Gerçekleri kaldıramadığımdan değil öfkem, inançlarım yok olduğundan…
Derin’e gelmemek için çok uğraştım farkındaysanız ama karakterleri konuşuyorsak o sözün bittiği yerde… Kocasını oğlu yaşındaki bir adamla aldatmış bir anne var karşımızda ve durumu bütün gerçeğiyle bilen Derin. Üstelik ne kadar kötü bir adam olduğunu bile bile babasını sevmekten de vazgeçmeyen bir kadından söz ediyoruz.
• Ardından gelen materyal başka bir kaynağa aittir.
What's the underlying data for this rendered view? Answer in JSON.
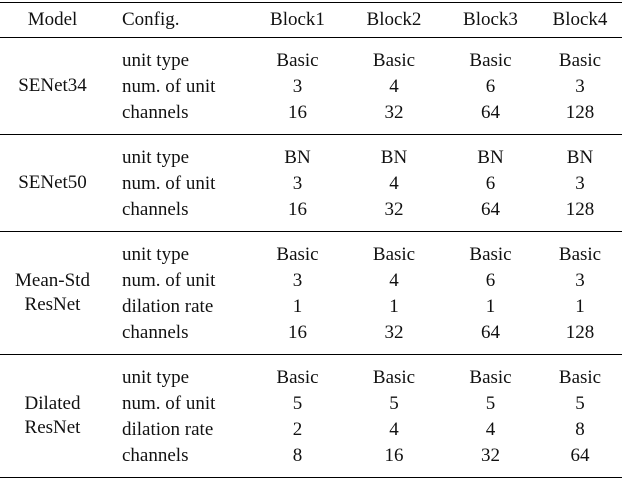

Beklenen nedir? Derin’in anneye tepkili olması… Peki, biz ne buluyoruz? Annesi dışında herkese tepkili bir Derin… Biri bana açıklayabilir mi çünkü gerçekten algılayamıyorum, Derin, niye annesi mağdurmuş gibi onun arkasında durur? Üstelik hapisteki babasını bir defa bile arayıp sormamışken...
 
Derin’in hiç umursamadığı çocuğu için hatalı bir adım atıp kapana kısılan Ali debelenip dururken Derin neden bunu görmez de hâlâ kıskanma tripleri yapar?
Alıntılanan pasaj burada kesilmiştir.